For fifty years now, the Winzerkeller Andau has provided its currently almost 300 members with the opportunity to do together that which would be impossible for the individual. And since Austria's entry to the EU in 1995, the coöp has spared no expense—to the tune of some 10 Million Euros—in modernizing its grape-collection technique and winemaking procedures, to the point of reaching a very high standard of quality.
Andau is a little community of some 2400 souls, situated less than a mile from Austria's border with Hungary. Back in the days of barbed-wire, checkpoints and machine guns, this neighborhood had very little to rejoice about, being border-country, one that was in no way encouraged to feel pride at its Magyar heritage, even though the province had been part of Hungary until after the 1st World War. The vineyards bear fruit typical to the area: Blaufränkisch, Zweigelt, Sankt Laurent, Muskatt, Grüner Veltliner and Welschriesling.

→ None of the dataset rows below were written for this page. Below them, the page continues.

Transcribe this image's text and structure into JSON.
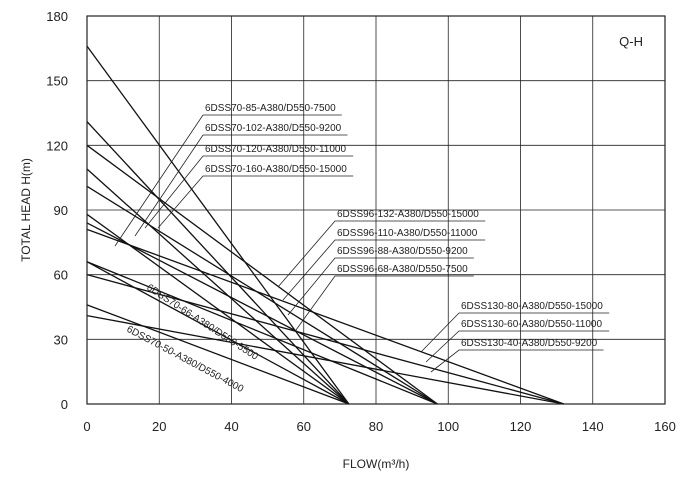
{
  "chart_data": {
    "type": "line",
    "corner_label": "Q-H",
    "xlabel": "FLOW(m³/h)",
    "ylabel": "TOTAL HEAD H(m)",
    "xlim": [
      0,
      160
    ],
    "ylim": [
      0,
      180
    ],
    "xticks": [
      0,
      20,
      40,
      60,
      80,
      100,
      120,
      140,
      160
    ],
    "yticks": [
      0,
      30,
      60,
      90,
      120,
      150,
      180
    ],
    "grid": true,
    "series": [
      {
        "name": "6DSS70-50-A380/D550-4000",
        "x": [
          0,
          72.5
        ],
        "y": [
          46,
          0
        ]
      },
      {
        "name": "6DSS70-66-A380/D550-5500",
        "x": [
          0,
          72.5
        ],
        "y": [
          66,
          0
        ]
      },
      {
        "name": "6DSS70-85-A380/D550-7500",
        "x": [
          0,
          72.5
        ],
        "y": [
          88,
          0
        ]
      },
      {
        "name": "6DSS70-102-A380/D550-9200",
        "x": [
          0,
          72.5
        ],
        "y": [
          109,
          0
        ]
      },
      {
        "name": "6DSS70-120-A380/D550-11000",
        "x": [
          0,
          72.5
        ],
        "y": [
          131,
          0
        ]
      },
      {
        "name": "6DSS70-160-A380/D550-15000",
        "x": [
          0,
          72.5
        ],
        "y": [
          166,
          0
        ]
      },
      {
        "name": "6DSS96-68-A380/D550-7500",
        "x": [
          0,
          97
        ],
        "y": [
          66,
          0
        ]
      },
      {
        "name": "6DSS96-88-A380/D550-9200",
        "x": [
          0,
          97
        ],
        "y": [
          84,
          0
        ]
      },
      {
        "name": "6DSS96-110-A380/D550-11000",
        "x": [
          0,
          97
        ],
        "y": [
          101,
          0
        ]
      },
      {
        "name": "6DSS96-132-A380/D550-15000",
        "x": [
          0,
          97
        ],
        "y": [
          120,
          0
        ]
      },
      {
        "name": "6DSS130-40-A380/D550-9200",
        "x": [
          0,
          132
        ],
        "y": [
          41,
          0
        ]
      },
      {
        "name": "6DSS130-60-A380/D550-11000",
        "x": [
          0,
          132
        ],
        "y": [
          60,
          0
        ]
      },
      {
        "name": "6DSS130-80-A380/D550-15000",
        "x": [
          0,
          132
        ],
        "y": [
          81,
          0
        ]
      }
    ],
    "annotations": [
      {
        "text": "6DSS70-85-A380/D550-7500",
        "series": 2,
        "at": [
          70,
          131
        ],
        "rotate": 0
      },
      {
        "text": "6DSS70-102-A380/D550-9200",
        "series": 3,
        "at": [
          70,
          122
        ],
        "rotate": 0
      },
      {
        "text": "6DSS70-120-A380/D550-11000",
        "series": 4,
        "at": [
          70,
          113
        ],
        "rotate": 0
      },
      {
        "text": "6DSS70-160-A380/D550-15000",
        "series": 5,
        "at": [
          70,
          104
        ],
        "rotate": 0
      },
      {
        "text": "6DSS96-132-A380/D550-15000",
        "series": 9,
        "at": [
          138,
          86
        ],
        "rotate": 0
      },
      {
        "text": "6DSS96-110-A380/D550-11000",
        "series": 8,
        "at": [
          138,
          77
        ],
        "rotate": 0
      },
      {
        "text": "6DSS96-88-A380/D550-9200",
        "series": 7,
        "at": [
          138,
          68
        ],
        "rotate": 0
      },
      {
        "text": "6DSS96-68-A380/D550-7500",
        "series": 6,
        "at": [
          138,
          59
        ],
        "rotate": 0
      },
      {
        "text": "6DSS130-80-A380/D550-15000",
        "series": 12,
        "at": [
          207,
          44
        ],
        "rotate": 0
      },
      {
        "text": "6DSS130-60-A380/D550-11000",
        "series": 11,
        "at": [
          207,
          35
        ],
        "rotate": 0
      },
      {
        "text": "6DSS130-40-A380/D550-9200",
        "series": 10,
        "at": [
          207,
          26
        ],
        "rotate": 0
      },
      {
        "text": "6DSS70-66-A380/D550-5500",
        "series": 1,
        "at": [
          17,
          54
        ],
        "rotate": 33
      },
      {
        "text": "6DSS70-50-A380/D550-4000",
        "series": 0,
        "at": [
          11,
          39
        ],
        "rotate": 28
      }
    ]
  }
}
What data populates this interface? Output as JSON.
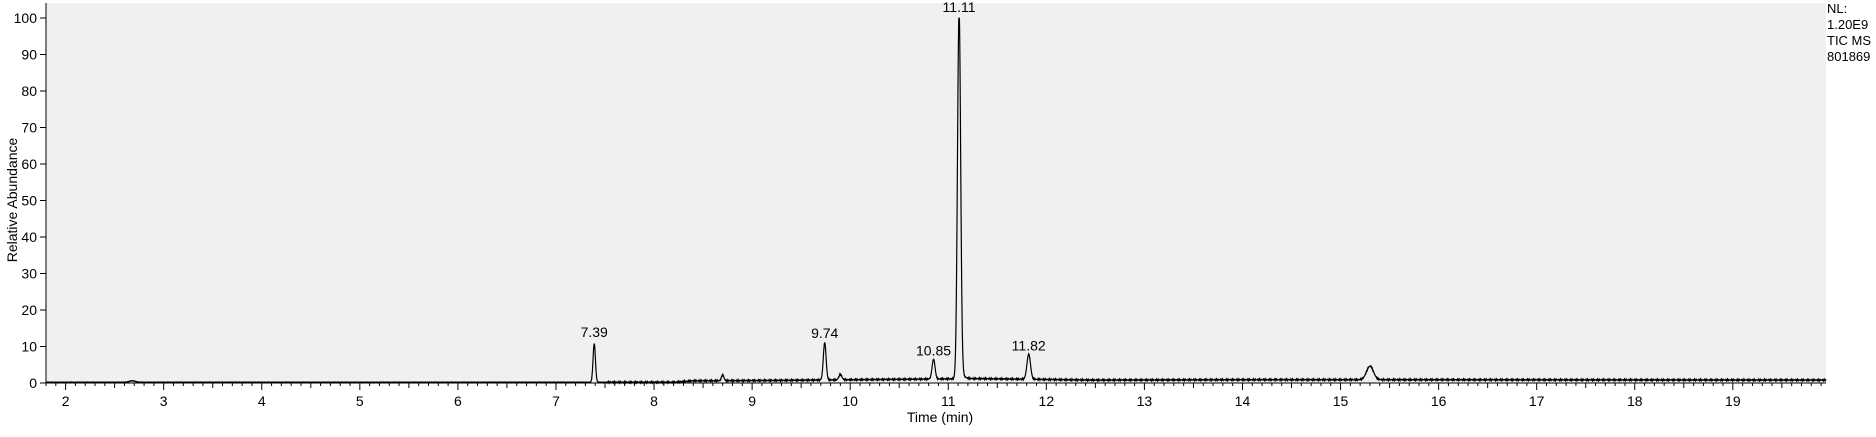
{
  "chart_data": {
    "type": "line",
    "xlabel": "Time (min)",
    "ylabel": "Relative Abundance",
    "xlim": [
      1.8,
      19.95
    ],
    "ylim": [
      0,
      100
    ],
    "x_ticks": [
      2,
      3,
      4,
      5,
      6,
      7,
      8,
      9,
      10,
      11,
      12,
      13,
      14,
      15,
      16,
      17,
      18,
      19
    ],
    "y_ticks": [
      0,
      10,
      20,
      30,
      40,
      50,
      60,
      70,
      80,
      90,
      100
    ],
    "info_lines": [
      "NL:",
      "1.20E9",
      "TIC  MS",
      "801869"
    ],
    "baseline": 0.2,
    "peaks": [
      {
        "x": 2.68,
        "height": 0.4,
        "width": 0.03,
        "tail": 0,
        "label": ""
      },
      {
        "x": 7.39,
        "height": 10.5,
        "width": 0.012,
        "tail": 0.01,
        "label": "7.39"
      },
      {
        "x": 8.7,
        "height": 1.6,
        "width": 0.012,
        "tail": 0,
        "label": ""
      },
      {
        "x": 9.74,
        "height": 10.2,
        "width": 0.014,
        "tail": 0.01,
        "label": "9.74"
      },
      {
        "x": 9.9,
        "height": 1.5,
        "width": 0.015,
        "tail": 0,
        "label": ""
      },
      {
        "x": 10.85,
        "height": 5.4,
        "width": 0.015,
        "tail": 0.01,
        "label": "10.85"
      },
      {
        "x": 11.11,
        "height": 100,
        "width": 0.016,
        "tail": 0.025,
        "label": "11.11"
      },
      {
        "x": 11.82,
        "height": 6.8,
        "width": 0.018,
        "tail": 0.02,
        "label": "11.82"
      },
      {
        "x": 15.3,
        "height": 3.7,
        "width": 0.035,
        "tail": 0.02,
        "label": ""
      }
    ],
    "hump": [
      {
        "x": 8.2,
        "y": 0.2
      },
      {
        "x": 8.4,
        "y": 0.6
      },
      {
        "x": 9.2,
        "y": 0.7
      },
      {
        "x": 11.3,
        "y": 1.2
      },
      {
        "x": 12.5,
        "y": 0.8
      },
      {
        "x": 14.0,
        "y": 0.9
      },
      {
        "x": 15.8,
        "y": 0.9
      },
      {
        "x": 19.95,
        "y": 0.8
      }
    ]
  }
}
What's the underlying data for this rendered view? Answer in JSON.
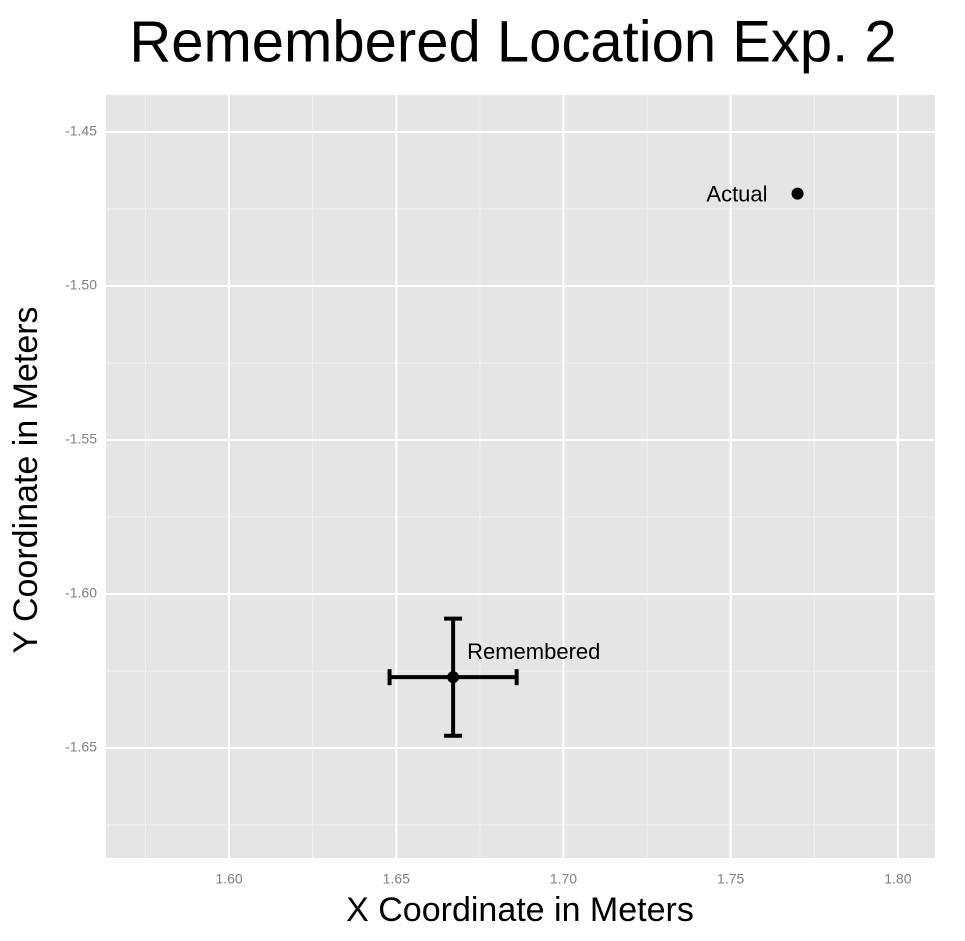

People have grown grapes here for the better part of millenia, and the culture has always included the fruit of the vine. Cultures change, and winemaking changes along with it. They have now a modern tasting room, and an aggressive marketing campaign is underway. But not all progress is negative! In these relatively prosperous times, the governing body of the Winzergenossenschaft can actually pay a premium for vine-owners to grow fewer bunches on each vine, achieving a higher standard of quality then hitherto thought possible for a coöperative effort—for growers who a generation earlier sold their wine in cask, and gave only the occasional thought to bottling it.
And so in addition to the popular GV Eiswein Fahrenheit 19, we're happy to add Zweigelt, St Laurent, Blaufränkisch and a dry Grüner Veltliner to our list, all of which deliver top-class performance for a middleclass price.
Powerful wines from the sunny banks of the narrow steppe lake known itself as Neusiedlersee. The hot and dry climate of the eastern banks, known as the Heideboden, offers ideal conditions for growing memorable wines in the categories red, white and nobly sweet. Weissburgunder, Chardonnay and Neuburger yield rich and ageworthy white wines, while the Zweigelt is the most prominent red variety, found in the bottle frequently in the company of Cabernet Sauvignon and Merlot. In the town of Gols, the growers' association Pannobile has done much to raise the reputation of the local red wines, and the recent influence of Biodynamics has had a very positive influence on Blaufränkisch produced in the region, rendering it more expressive and less oaky.